Tuesday, January 20, 2009


"We will restore science to its rightful place."

- Barack Hussein Obama

Sunday, January 18, 2009

UCLA Lecture Videos on Behavior, Evolution and Culture Now Available Online

The UCLA Center of Behavior, Evolution & Culture hosts lectures by top notch scientists working on issues of evolution and the study of human behavior and culture. In the past, I have given BEC lectures as has Dr. Michael Cannon and (I believe) Dr. Hector Neff. These lectures run throughout the academic year and are held on Mondays at UCLA, Haines Hall. They are a great opportunity to view the latest work on the use of evolution as a means for explanation in the social sciences (including anthropology). You can get more information about the upcoming lectures here: http://www.bec.ucla.edu/BECSpeakerSeries.htm

The UCLA BEC center has now started recording these lecturers and putting them on the internet. These videos are put online a bit after each lecture and make a great way of learning about cutting edge research while not having to suffer the commute to/from UCLA. For example:
Caleb Finch 1/5/09 The Role of Diet and Infection in Human Evolution: http://blip.tv/file/1672088
Karthik Panchanathan 1/12/09 Quantifying the Bystander Effect in a Multi-player Dictator Game: http://blip.tv/file/1672132
You can view the set of already recorded lectures at:http://blip.tv/search?q=ucla+bec&x=0&y=0 . The lectures are also available on iTunes U -- Search for "ucla behavior evolution culture".

Saturday, January 17, 2009

Evolving Thoughts: The ontology of biology 4 - pattern and process

Today's blog from John Wilkins demonstrates that he gets the phenomenological/ideational distinction and its implication for biology - Evolving Thoughts: The ontology of biology 4 - pattern and process] The addition of some ontological schemes might contribute to his pondering about where ontology comes from... perhaps some Sellars would do the trick.

Gene Expression: Genetic variation in space & time - Iceland

A useful discussion and article for those of us studying Rapa Nui prehistory...

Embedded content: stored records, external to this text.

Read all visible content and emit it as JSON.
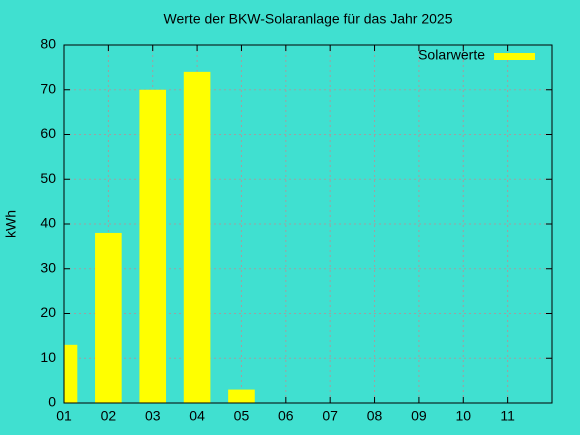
{
  "chart_data": {
    "type": "bar",
    "title": "Werte der BKW-Solaranlage für das Jahr 2025",
    "y_label": "kWh",
    "x": [
      1,
      2,
      3,
      4,
      5
    ],
    "series": [
      {
        "name": "Solarwerte",
        "color": "#ffff00",
        "values": [
          13,
          38,
          70,
          74,
          3
        ]
      }
    ],
    "xlim": [
      1,
      12
    ],
    "xticks": [
      {
        "value": 1,
        "label": "01"
      },
      {
        "value": 2,
        "label": "02"
      },
      {
        "value": 3,
        "label": "03"
      },
      {
        "value": 4,
        "label": "04"
      },
      {
        "value": 5,
        "label": "05"
      },
      {
        "value": 6,
        "label": "06"
      },
      {
        "value": 7,
        "label": "07"
      },
      {
        "value": 8,
        "label": "08"
      },
      {
        "value": 9,
        "label": "09"
      },
      {
        "value": 10,
        "label": "10"
      },
      {
        "value": 11,
        "label": "11"
      }
    ],
    "ylim": [
      0,
      80
    ],
    "yticks": [
      0,
      10,
      20,
      30,
      40,
      50,
      60,
      70,
      80
    ],
    "grid": true,
    "legend": "top-right"
  }
}
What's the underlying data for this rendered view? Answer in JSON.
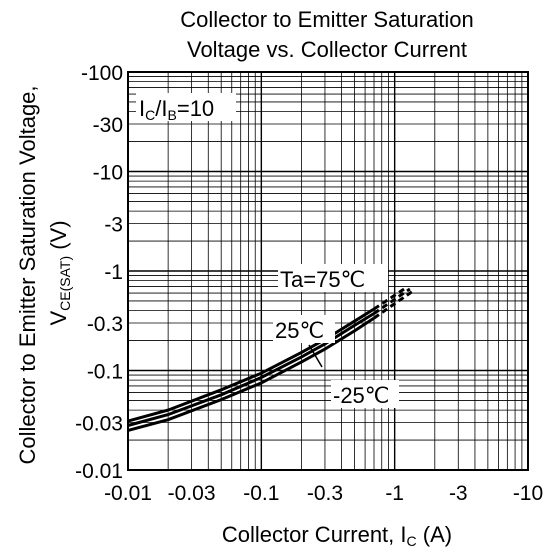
{
  "chart_data": {
    "type": "line",
    "title_line1": "Collector to Emitter Saturation",
    "title_line2": "Voltage vs.  Collector Current",
    "xlabel": {
      "text": "Collector Current, ",
      "sym": "I",
      "sub": "C",
      "unit": " (A)"
    },
    "ylabel": {
      "line1": "Collector to Emitter Saturation Voltage,",
      "sym": "V",
      "sub": "CE(SAT)",
      "unit": " (V)"
    },
    "x_scale": "log",
    "y_scale": "log",
    "xlim": [
      -0.01,
      -10
    ],
    "ylim": [
      -0.01,
      -100
    ],
    "grid": true,
    "x_ticks": [
      {
        "value": -0.01,
        "label": "-0.01"
      },
      {
        "value": -0.03,
        "label": "-0.03"
      },
      {
        "value": -0.1,
        "label": "-0.1"
      },
      {
        "value": -0.3,
        "label": "-0.3"
      },
      {
        "value": -1,
        "label": "-1"
      },
      {
        "value": -3,
        "label": "-3"
      },
      {
        "value": -10,
        "label": "-10"
      }
    ],
    "y_ticks": [
      {
        "value": -0.01,
        "label": "-0.01"
      },
      {
        "value": -0.03,
        "label": "-0.03"
      },
      {
        "value": -0.1,
        "label": "-0.1"
      },
      {
        "value": -0.3,
        "label": "-0.3"
      },
      {
        "value": -1,
        "label": "-1"
      },
      {
        "value": -3,
        "label": "-3"
      },
      {
        "value": -10,
        "label": "-10"
      },
      {
        "value": -30,
        "label": "-30"
      },
      {
        "value": -100,
        "label": "-100"
      }
    ],
    "condition": {
      "sym1": "I",
      "sub1": "C",
      "sep": "/",
      "sym2": "I",
      "sub2": "B",
      "tail": "=10"
    },
    "series": [
      {
        "name": "Ta=75℃",
        "x": [
          -0.01,
          -0.02,
          -0.05,
          -0.1,
          -0.2,
          -0.3,
          -0.5,
          -0.7,
          -1.0,
          -1.2
        ],
        "y": [
          -0.031,
          -0.04,
          -0.064,
          -0.094,
          -0.152,
          -0.205,
          -0.313,
          -0.415,
          -0.57,
          -0.67
        ],
        "solid_until": -0.7
      },
      {
        "name": "25℃",
        "x": [
          -0.01,
          -0.02,
          -0.05,
          -0.1,
          -0.2,
          -0.3,
          -0.5,
          -0.7,
          -1.0,
          -1.3
        ],
        "y": [
          -0.028,
          -0.036,
          -0.057,
          -0.085,
          -0.137,
          -0.185,
          -0.284,
          -0.374,
          -0.52,
          -0.66
        ],
        "solid_until": -0.7
      },
      {
        "name": "-25℃",
        "x": [
          -0.01,
          -0.02,
          -0.05,
          -0.1,
          -0.2,
          -0.3,
          -0.5,
          -0.7,
          -1.0,
          -1.4
        ],
        "y": [
          -0.025,
          -0.032,
          -0.051,
          -0.075,
          -0.122,
          -0.164,
          -0.25,
          -0.336,
          -0.47,
          -0.64
        ],
        "solid_until": -0.7
      }
    ]
  }
}
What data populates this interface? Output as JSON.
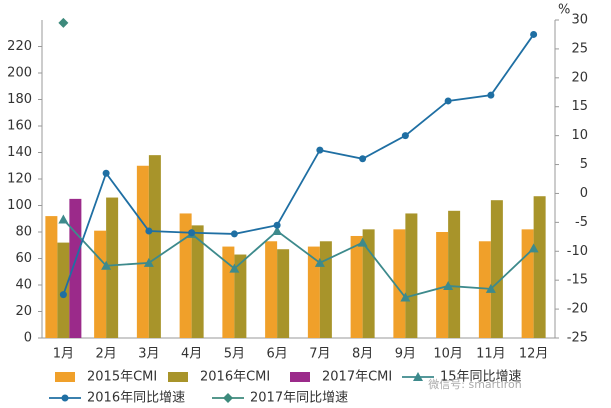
{
  "chart_data": {
    "type": "bar-line",
    "categories": [
      "1月",
      "2月",
      "3月",
      "4月",
      "5月",
      "6月",
      "7月",
      "8月",
      "9月",
      "10月",
      "11月",
      "12月"
    ],
    "y2_label": "%",
    "ylim": [
      0,
      240
    ],
    "yticks": [
      0,
      20,
      40,
      60,
      80,
      100,
      120,
      140,
      160,
      180,
      200,
      220
    ],
    "y2lim": [
      -25,
      30
    ],
    "y2ticks": [
      -25,
      -20,
      -15,
      -10,
      -5,
      0,
      5,
      10,
      15,
      20,
      25,
      30
    ],
    "series": [
      {
        "name": "2015年CMI",
        "kind": "bar",
        "color": "#f0a02a",
        "values": [
          92,
          81,
          130,
          94,
          69,
          73,
          69,
          77,
          82,
          80,
          73,
          82
        ]
      },
      {
        "name": "2016年CMI",
        "kind": "bar",
        "color": "#a8942a",
        "values": [
          72,
          106,
          138,
          85,
          63,
          67,
          73,
          82,
          94,
          96,
          104,
          107
        ]
      },
      {
        "name": "2017年CMI",
        "kind": "bar",
        "color": "#9b2a8a",
        "values": [
          105,
          null,
          null,
          null,
          null,
          null,
          null,
          null,
          null,
          null,
          null,
          null
        ]
      },
      {
        "name": "15年同比增速",
        "kind": "line",
        "marker": "triangle",
        "axis": "y2",
        "color": "#3d8a8c",
        "values": [
          -4.5,
          -12.5,
          -12,
          -7,
          -13,
          -6.5,
          -12,
          -8.5,
          -18,
          -16,
          -16.5,
          -9.5
        ]
      },
      {
        "name": "2016年同比增速",
        "kind": "line",
        "marker": "circle",
        "axis": "y2",
        "color": "#1f6fa3",
        "values": [
          -17.5,
          3.5,
          -6.5,
          -6.8,
          -7,
          -5.5,
          7.5,
          6,
          10,
          16,
          17,
          27.5
        ]
      },
      {
        "name": "2017年同比增速",
        "kind": "line",
        "marker": "diamond",
        "axis": "y2",
        "color": "#3d8a7c",
        "values": [
          29.5,
          null,
          null,
          null,
          null,
          null,
          null,
          null,
          null,
          null,
          null,
          null
        ]
      }
    ],
    "watermark": "微信号: smartIron"
  }
}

Thursday, January 15, 2009

Geography, Archaeology and the iPhone

In many ways, the 3G version of the iPhone has the potential to be a great little device for field data collection. The iPhone boasts a GPS, a digital camera a great buttonless interface, sharp graphics, integration with Google Earth and a remarkable programming SDK. Yeah, there are downsides: the precision of the GPS is probably ca. 5 meters at best, the camera CCD "only" 2 megapixels, the SDK is available only through a developers program, the 3G data plan will bankrupt most people if used internationally in "data roaming" mode. But compared with the expensive, heft and "special purpose" nature of most professional gps/data collectors - the iPhone is kind of the ultimate in tiny, ubiquitous, multi-functional and inexpensive field device since one can:

- take geotagged photos of landscapes/artifacts/objects

- record notes for positions through a host of applications.

- locate oneself on satellite imagery and aerial photography - live and in the field!

- perform functions such as calculate slope, measure remote heights through 3rd-party apps

- potentially develop specialized GIS field data collection apps using the SDK (which has a SQL dimension) in which one can photograph features, record positions and describe things using a pre-set data dictionary.

- not to mention it's a phone.

I think that some of the potential for the iPhone is just beginning to emerge as developers find out about the possibilities of this platform and GIS users realize what they have in their pockets. As it stands there are a number of good applications that point in the direction that the iPhone platform can go in terms of GIS functions. For reference sake here are a list of apps that I have come across to date. There are many others - if you have any good ones, let me know.

- Google Earth (of course). This iphone app makes viewing and collecting points on real-time imagery possible.

- TrackMe a 99 cent app that is great for mapping linear features and tracks.

- iPhone Maps - this is a built-in application but is fairly useful for plotting locations. Quite basic but functional.

- GPK Kit - This is a comerical app ($10) but a good one for turning your iPhone into a functional GPS unit with all the features you'd expect.

- SeaDragon Mobile - This Microsoft iPhone app showcases their "Deep Zoom" technology - but also hosts their Virtual Earth imagery (with GPS locations) as well as Photosynth! Whoohoo!

- Cardinal Application is good for working out direction (eg: orientation of slope, direction of flow of a river etc…)

- Clinometer Application – Slope, angle and gradient measurements on demand

- RulerPhone - lets you measure remote objects (or artifacts) by including a fixed scale in the image. With this one could measure heights of trees, mounds, or sizes of artifacts.

- Geotags - Is a basic GIS app for the iPhone. It allows you to take geotagged photographs, write notes, pinpoint features, and geotag audio recordings. This app demonstrates what will be possible for the iPhone is a basically a generic GIS data recording system.

- AirMe is a good application for automatically uploading geotagged photographs to Flickr.